Aku merengut cemberut sambil melirik pada Jed yang sudah berdecak pelan.
"Aku tuh bete yah kalau kamu mulai mikir yang nggak-nggak," tegur Jed langsung.
"Emangnya bener kalau kamu banyak ceweknya?" tanyaku lirih, bersamaan dengan tawa geli dari Om Will.
Harusnya sih nggak heran kalau Jed banyak cewek. Orangnya ganteng banget kok. Tapi aku mendadak insecure karena masih jadi anak sekolah yang nggak punya apa-apa. Semua serba pas-pasan. Bentuk dada yang nggak seberapa, bokongnya juga nggak seksi, pinggang juga nggak berlekuk. Huwaaa, kenapa aku yang kayak jelata gini bisa dipilih sama Jed yang pangeran sekali?
"Will itu sengaja, Naura. Kamu udah jadi keponakannya, tetanggaan dari kecil, dan sering nginep di rumahnya. Masa kamu nggak tahu kelakuannya? Dia cuma nggak seneng kalau aku jalan sama kamu," ujar Jed menjelaskan.
"Kenapa gitu?" semburku sambil melotot pada Om Will.
"Karena Jed capek hati sama kelakuan lu yang kayak bocah!" jawab Will enteng, dan langsung mendapat sambitan bantal dari Jed yang sukses mengenai kepalanya.
Om Will tertawa keras, mengambil kunci rumahnya yang ditaruh di rak kaca, lalu berdadah ria tanpa dosa. "Udah yah, gue balik dulu. Lanjutin berantemnya. Gue tunggu sad ending-nya."
Aku ingin mengumpat, namun tertahan. Kini, Jed berbalik untuk menatapku selepas kepergian Om Will.
"Emangnya bener kalau kamu..."
"Bisa nggak pake nanyain hal kayak gitu gak sih? Aku bakalan capek kalau kamu nggak percaya sama aku," sela Jed ketus.

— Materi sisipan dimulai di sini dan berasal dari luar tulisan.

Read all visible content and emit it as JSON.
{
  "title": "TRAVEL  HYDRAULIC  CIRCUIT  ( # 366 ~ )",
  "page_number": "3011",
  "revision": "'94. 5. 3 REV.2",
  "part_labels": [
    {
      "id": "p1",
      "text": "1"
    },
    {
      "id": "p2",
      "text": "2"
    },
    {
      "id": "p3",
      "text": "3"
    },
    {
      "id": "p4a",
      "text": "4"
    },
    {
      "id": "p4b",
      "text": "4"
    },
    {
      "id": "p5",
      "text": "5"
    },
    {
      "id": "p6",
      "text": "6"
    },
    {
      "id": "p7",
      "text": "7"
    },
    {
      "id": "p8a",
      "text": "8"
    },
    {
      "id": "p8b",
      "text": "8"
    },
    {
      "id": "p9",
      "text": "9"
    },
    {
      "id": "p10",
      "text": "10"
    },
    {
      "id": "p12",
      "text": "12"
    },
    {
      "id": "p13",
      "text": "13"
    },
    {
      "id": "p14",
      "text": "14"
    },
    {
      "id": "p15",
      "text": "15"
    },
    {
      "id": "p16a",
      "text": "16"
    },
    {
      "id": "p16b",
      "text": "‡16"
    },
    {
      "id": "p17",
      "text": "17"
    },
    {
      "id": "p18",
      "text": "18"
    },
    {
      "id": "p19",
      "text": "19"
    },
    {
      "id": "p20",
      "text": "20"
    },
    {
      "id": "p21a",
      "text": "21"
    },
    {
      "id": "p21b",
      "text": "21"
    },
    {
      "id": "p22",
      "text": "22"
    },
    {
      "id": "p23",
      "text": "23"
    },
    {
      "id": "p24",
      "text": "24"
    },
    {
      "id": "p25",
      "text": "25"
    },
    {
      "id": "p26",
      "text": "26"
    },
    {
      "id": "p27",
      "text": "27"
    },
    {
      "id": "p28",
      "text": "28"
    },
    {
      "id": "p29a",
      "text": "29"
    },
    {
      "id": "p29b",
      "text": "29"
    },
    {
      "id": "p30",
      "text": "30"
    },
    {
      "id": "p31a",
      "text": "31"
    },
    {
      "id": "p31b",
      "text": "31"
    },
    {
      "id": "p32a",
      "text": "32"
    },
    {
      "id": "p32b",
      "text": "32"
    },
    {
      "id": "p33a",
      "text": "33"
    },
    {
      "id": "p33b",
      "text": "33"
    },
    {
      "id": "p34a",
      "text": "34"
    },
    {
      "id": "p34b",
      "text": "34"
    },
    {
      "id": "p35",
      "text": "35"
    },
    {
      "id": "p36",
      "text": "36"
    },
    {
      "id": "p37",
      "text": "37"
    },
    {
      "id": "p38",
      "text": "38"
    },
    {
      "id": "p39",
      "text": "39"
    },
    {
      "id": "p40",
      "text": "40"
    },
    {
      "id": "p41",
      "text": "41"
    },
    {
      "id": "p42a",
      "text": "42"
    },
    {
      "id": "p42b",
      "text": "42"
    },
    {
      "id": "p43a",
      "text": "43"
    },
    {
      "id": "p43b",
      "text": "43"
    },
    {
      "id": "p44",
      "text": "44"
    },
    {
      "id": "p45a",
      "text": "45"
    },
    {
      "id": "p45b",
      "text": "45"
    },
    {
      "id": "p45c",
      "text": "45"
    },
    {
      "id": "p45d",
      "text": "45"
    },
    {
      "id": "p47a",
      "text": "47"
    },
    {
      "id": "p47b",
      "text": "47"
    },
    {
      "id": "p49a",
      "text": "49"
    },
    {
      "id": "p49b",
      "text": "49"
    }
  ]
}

Aku nggak membalas, cuma diam aja. Mau gimana lagi? Sebagian otakku sudah termakan omongan Om Will tadi. Aku juga bingung harus bagaimana. Kalau kelakuanku kayak bocah bagi mereka, seharusnya mereka bimbing aku untuk jadi dewasa. Bukannya malah jadi bahan omongan saat aku lagi nggak ada.
KAMU SEDANG MEMBACA
BACKSTREET (END)
ChickLitAda banyak alasan untuk menyembunyikan sebuah hubungan. Bagi Naura, alasan bersembunyi itu ada tiga: yaitu restu, waktu, dan belum tentu. Bermodalkan rasa menggebu-gebu, berbagai halangan pun diabaikan, dan backstreet pun dilakukan demi bisa bersam...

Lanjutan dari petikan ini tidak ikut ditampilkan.